Après le conseil municipal d’Ottmarsheim, ainsi que nous vous le relations ici, le conseil d’agglomération mulhousien (M2A) a rejeté une motion demandant la mise en œuvre d’une étude de dangers (EDD) au sujet de la coopérative d’Ottmarsheim, laquelle stocke dans des conditions qui interrogent et inquiètent, 3600 tonnes d’ammonitrates, un engrais azoté potentiellement explosif.
Rappelons brièvement qu’en 2018, un lanceur d’alerte pointait un stockage non conforme et dangereux de 3 600 tonnes de nitrate d’ammonium agricole sur le site de la Coopérative céréalière d’Ottmarsheim, près de Mulhouse.
Deux ans plus tard, si le site s’est mis en conformité avec les règlementations, les autorités et services de contrôle de l’Etat, comme la DREAL, tout comme les agriculteurs, continuent d’affirmer que le produit ne peut exploser dans les conditions de stockage actuelles. Un postulat contesté par des experts chimistes et en risques industriels.

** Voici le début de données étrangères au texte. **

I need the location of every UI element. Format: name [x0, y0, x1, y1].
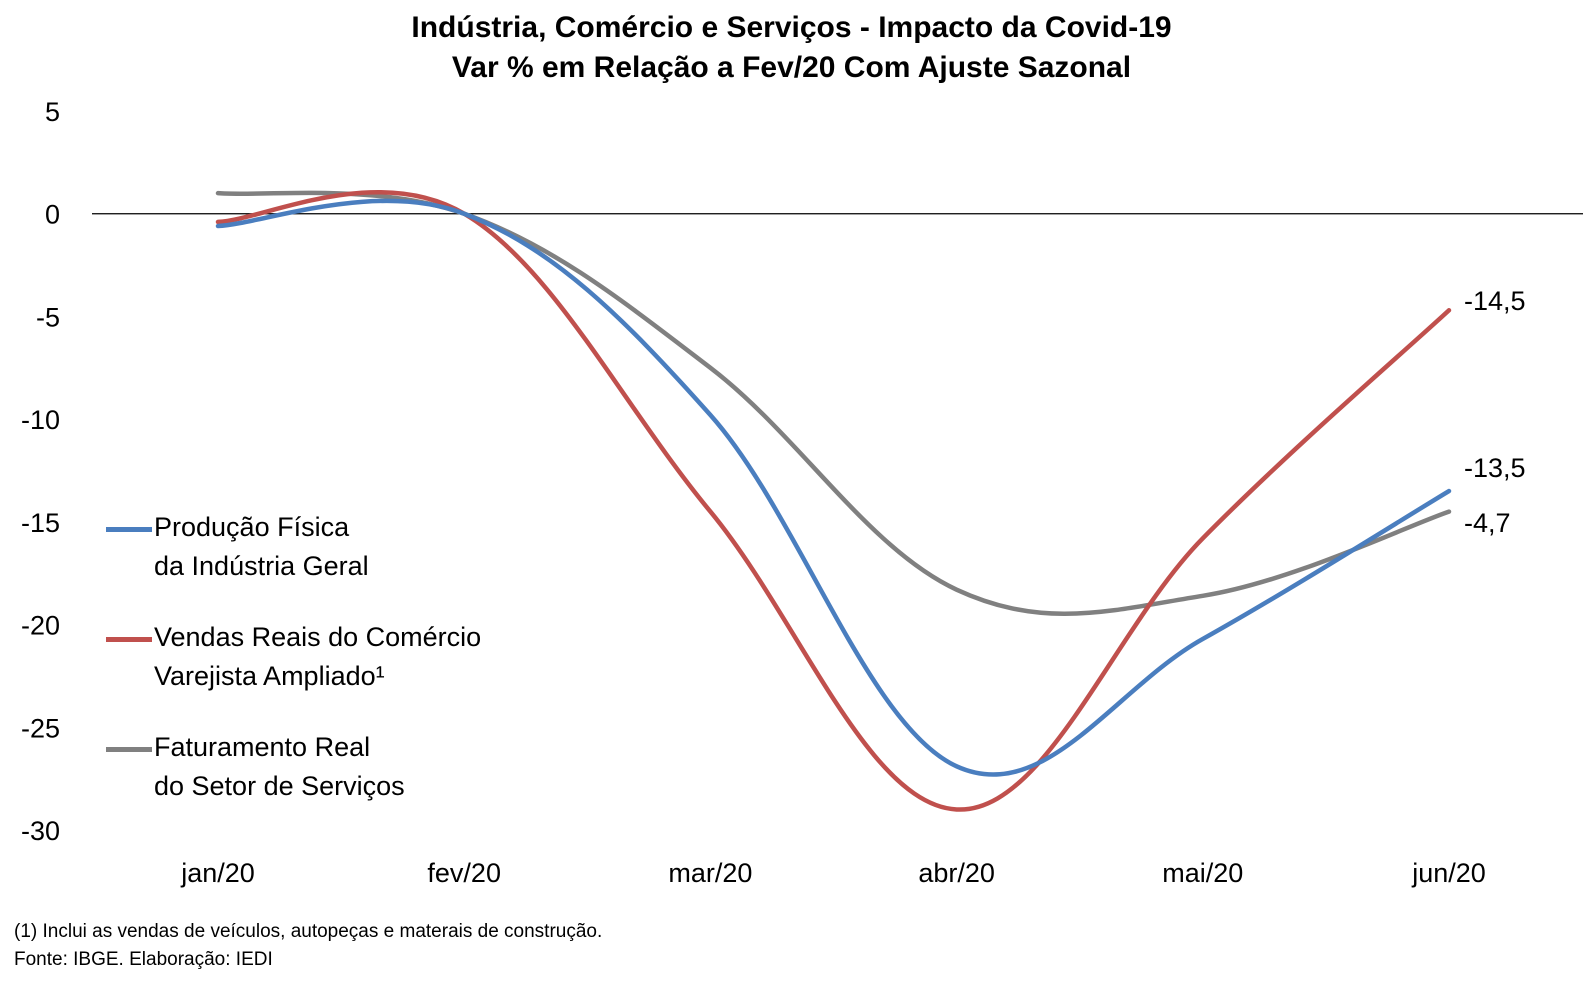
legend-item: Produção Física da Indústria Geral [106, 508, 546, 618]
x-tick-label: jun/20 [1411, 858, 1486, 888]
legend-item: Faturamento Real do Setor de Serviços [106, 728, 546, 838]
y-tick-label: -20 [21, 611, 60, 641]
y-tick-label: -30 [21, 816, 60, 846]
chart-title-line2: Var % em Relação a Fev/20 Com Ajuste Saz… [451, 51, 1132, 84]
end-value-label: -13,5 [1464, 453, 1526, 483]
legend-swatch [106, 747, 152, 752]
y-tick-label: -5 [36, 302, 60, 332]
footnote-note: (1) Inclui as vendas de veículos, autope… [14, 921, 603, 942]
legend-swatch [106, 637, 152, 642]
y-tick-label: 0 [45, 200, 60, 230]
legend-swatch [106, 527, 152, 532]
y-axis-ticks: 5 0 -5 -10 -15 -20 -25 -30 [21, 97, 60, 846]
x-tick-label: fev/20 [427, 858, 501, 888]
y-tick-label: -15 [21, 508, 60, 538]
series-line-0 [215, 198, 1452, 777]
series-lines [215, 189, 1452, 812]
legend: Produção Física da Indústria Geral Vendas… [106, 508, 546, 838]
x-axis-ticks: jan/20 fev/20 mar/20 abr/20 mai/20 jun/20 [180, 858, 1486, 888]
end-labels: -13,5 -4,7 -14,5 [1464, 286, 1526, 538]
x-tick-label: mar/20 [668, 858, 752, 888]
chart-title: Indústria, Comércio e Serviços - Impacto… [0, 8, 1583, 88]
end-value-label: -14,5 [1464, 286, 1526, 316]
legend-label: Produção Física da Indústria Geral [154, 512, 369, 581]
x-tick-label: abr/20 [918, 858, 995, 888]
end-value-label: -4,7 [1464, 508, 1511, 538]
legend-label: Faturamento Real do Setor de Serviços [154, 732, 405, 801]
y-tick-label: 5 [45, 97, 60, 127]
legend-item: Vendas Reais do Comércio Varejista Ampli… [106, 618, 546, 728]
y-tick-label: -25 [21, 713, 60, 743]
legend-label: Vendas Reais do Comércio Varejista Ampli… [154, 622, 482, 691]
y-tick-label: -10 [21, 405, 60, 435]
x-tick-label: jan/20 [180, 858, 255, 888]
x-tick-label: mai/20 [1162, 858, 1243, 888]
footnote-source: Fonte: IBGE. Elaboração: IEDI [14, 949, 273, 970]
chart-title-line1: Indústria, Comércio e Serviços - Impacto… [411, 11, 1172, 44]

La motion était portée par l’élu d’opposition Joseph Simeoni et soutenue par les élu-es du groupe « Mulhouse cause commune ». L’idée étant de contraindre la coopérative agricole ou l’usine voisine Boréalis de financer elle-même l’étude indépendante.
Réponse gazeuse
Tout comme lors du conseil municipal d’Ottmarsheim, la confusion a été manifeste dès lors que Jean-Marie Behe, maire de la commune, et délégué communautaire aux risques industriels, a commencé à argumenter en défaveur.
Se posant en tant qu’ancien pompier officiant sur la bande rhénane depuis 42 ans. Il enfile les lieux communs : « la sécurité dans la zone est une priorité », en décryptant difficilement le papier qu’il lisait d’une lecture hachée.

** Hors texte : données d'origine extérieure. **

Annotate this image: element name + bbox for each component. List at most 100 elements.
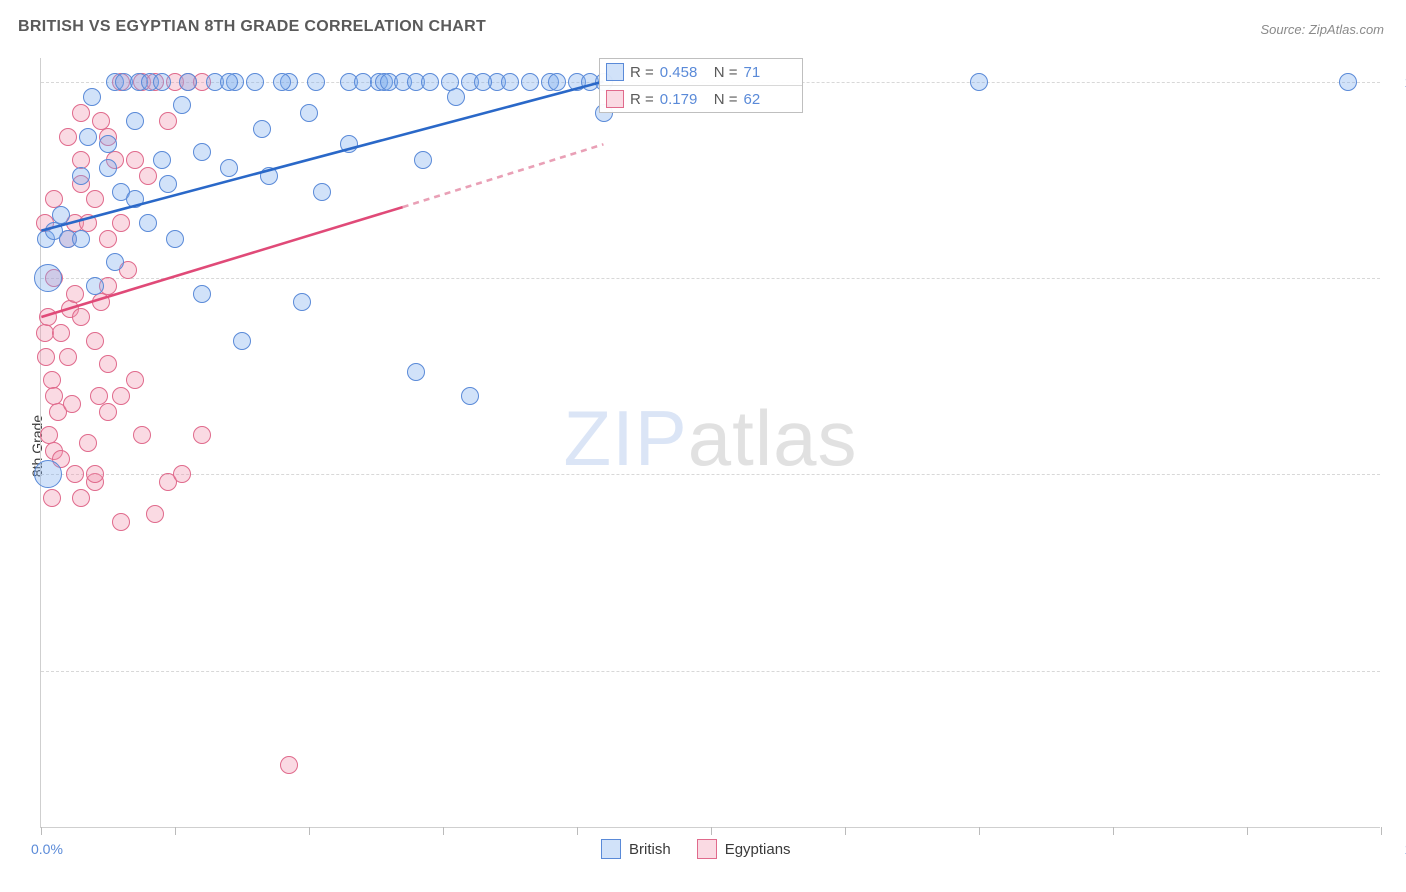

Après s’être saisi de la problématique portée par « le collectif du 22 septembre » (alors qu’il s’agit du 26 septembre), il dit avoir « pris les devants afin de proposer une démarche constructive avec l’exploitant ». Soit accueillir les élus communautaires. Lesquels « ont eu droit à une visite du site et un échange avec l’exploitant ».
Mieux que cela, l’exploitant aura témoigné, selon lui, d’une « culture du risque au sein de l’entreprise ». Par ailleurs la DREAL n’a rien trouvé, elle qui ne communique qu’aux seules autorités autorisées, comme on le constate dans les articles de notre confrère Reporterre.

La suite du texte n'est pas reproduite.